What is Snake_Case?¶
Snake_case is a naming convention where each word in a column name is
lowercase and separated by underscores (_
). This format is widely used
in the Python ecosystem and ensures that column names are easily
readable and consistent.
Rules for Snake_Case Column Naming¶
- Use Lowercase Letters: All letters should be in lowercase.
- Separate Words with Underscores: Use underscores (
_
) to separate words. - Be Descriptive: Column names should clearly indicate the contents or purpose of the column.
- Avoid Special Characters and Spaces: Do not use spaces, hyphens, or any special characters other than underscores.
Examples¶
Structured Data (CSV File)¶
user_id, age, gender, purchase_amount, purchase_date
1, 34, "M", 45.67, "2023-05-12"
2, 29, "F", 78.90, "2023-05-13"
Semi-Structured Data (JSON File)¶
[
{
"user_id": 1,
"age": 34,
"gender": "M",
"purchase_amount": 45.67,
"purchase_date": "2023-05-12"
},
{
"user_id": 2,
"age": 29,
"gender": "F",
"purchase_amount": 78.90,
"purchase_date": "2023-05-13"
}
]
Unstructured Data (Text with Metadata)¶
{
"documents": [
{
"doc_id": "12345",
"title": "Analysis of Sales Data",
"author": "John Doe",
"content": "The sales data for Q1 shows a significant increase in revenue.",
"timestamp": "2023-06-01T12:34:56Z"
},
{
"doc_id": "12346",
"title": "Customer Feedback Summary",
"author": "Jane Smith",
"content": "Customer feedback for Q1 has been overwhelmingly positive.",
"timestamp": "2023-06-02T14:22:33Z"
}
]
}
Common Column Names in ML/AI Projects¶
user_id
age
gender
purchase_amount
purchase_date
doc_id
title
author
content
timestamp
Tips¶
- Keep it Short and Simple: Aim for clarity but avoid overly long column names.
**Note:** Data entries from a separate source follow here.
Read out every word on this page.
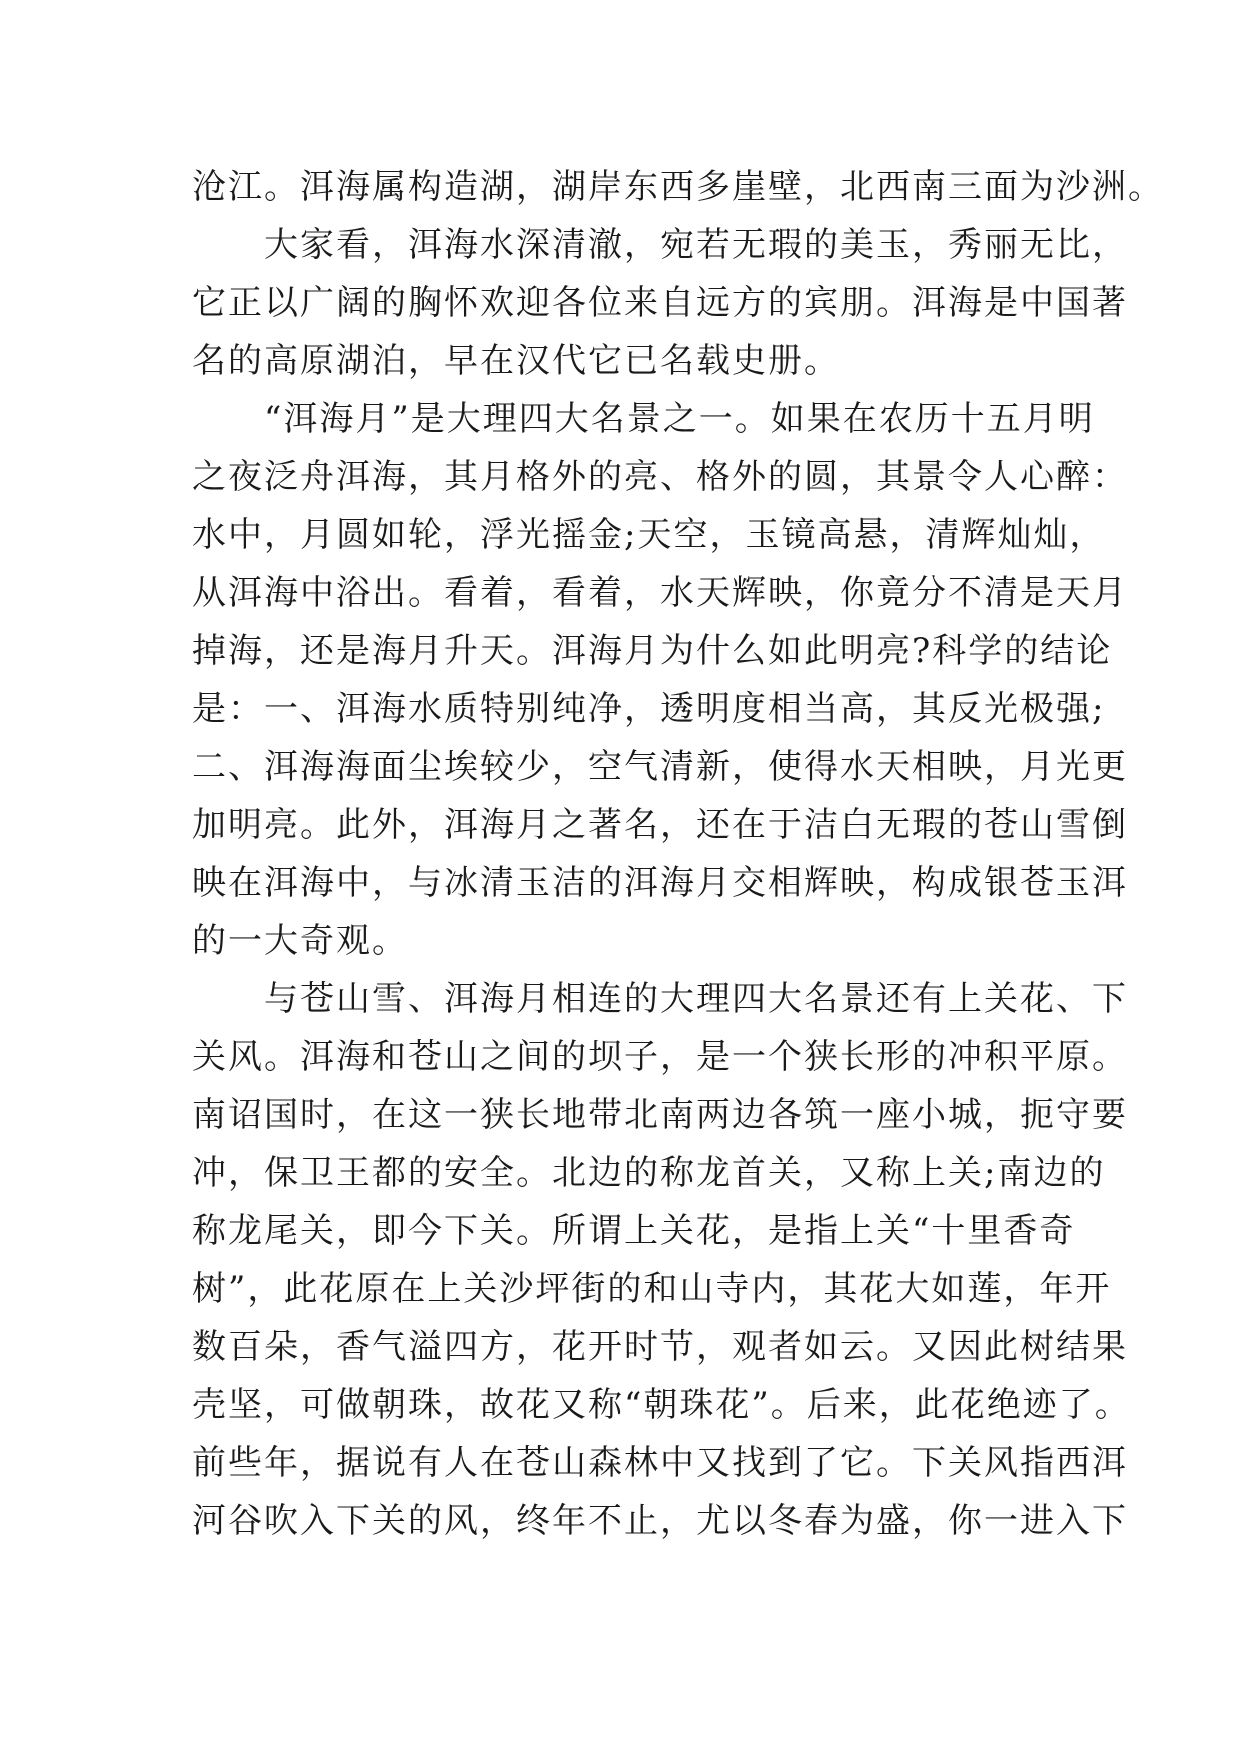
沧江。洱海属构造湖，湖岸东西多崖壁，北西南三面为沙洲。
大家看，洱海水深清澈，宛若无瑕的美玉，秀丽无比，
它正以广阔的胸怀欢迎各位来自远方的宾朋。洱海是中国著
名的高原湖泊，早在汉代它已名载史册。
“洱海月”是大理四大名景之一。如果在农历十五月明
之夜泛舟洱海，其月格外的亮、格外的圆，其景令人心醉：
水中，月圆如轮，浮光摇金;天空，玉镜高悬，清辉灿灿，
从洱海中浴出。看着，看着，水天辉映，你竟分不清是天月
掉海，还是海月升天。洱海月为什么如此明亮?科学的结论
是：一、洱海水质特别纯净，透明度相当高，其反光极强;
二、洱海海面尘埃较少，空气清新，使得水天相映，月光更
加明亮。此外，洱海月之著名，还在于洁白无瑕的苍山雪倒
映在洱海中，与冰清玉洁的洱海月交相辉映，构成银苍玉洱
的一大奇观。
与苍山雪、洱海月相连的大理四大名景还有上关花、下
关风。洱海和苍山之间的坝子，是一个狭长形的冲积平原。
南诏国时，在这一狭长地带北南两边各筑一座小城，扼守要
冲，保卫王都的安全。北边的称龙首关，又称上关;南边的
称龙尾关，即今下关。所谓上关花，是指上关“十里香奇
树”，此花原在上关沙坪街的和山寺内，其花大如莲，年开
数百朵，香气溢四方，花开时节，观者如云。又因此树结果
壳坚，可做朝珠，故花又称“朝珠花”。后来，此花绝迹了。
前些年，据说有人在苍山森林中又找到了它。下关风指西洱
河谷吹入下关的风，终年不止，尤以冬春为盛，你一进入下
- Use Consistent Terminology: Use the same terms consistently across
different columns (e.g.,
timestamp
vs.date_time
). - Context-Specific Names: Tailor column names to the specific context and requirements of your project.
Common Mistakes to Avoid¶
- Uppercase Letters:
UserID
(Incorrect) - Spaces:
user id
(Incorrect) - Hyphens:
user-id
(Incorrect) - Special Characters:
user@id!
(Incorrect)
By following these guidelines, we ensure that our column names are consistent, readable, and easy to work with in data processing and analysis tasks, regardless of the type of data.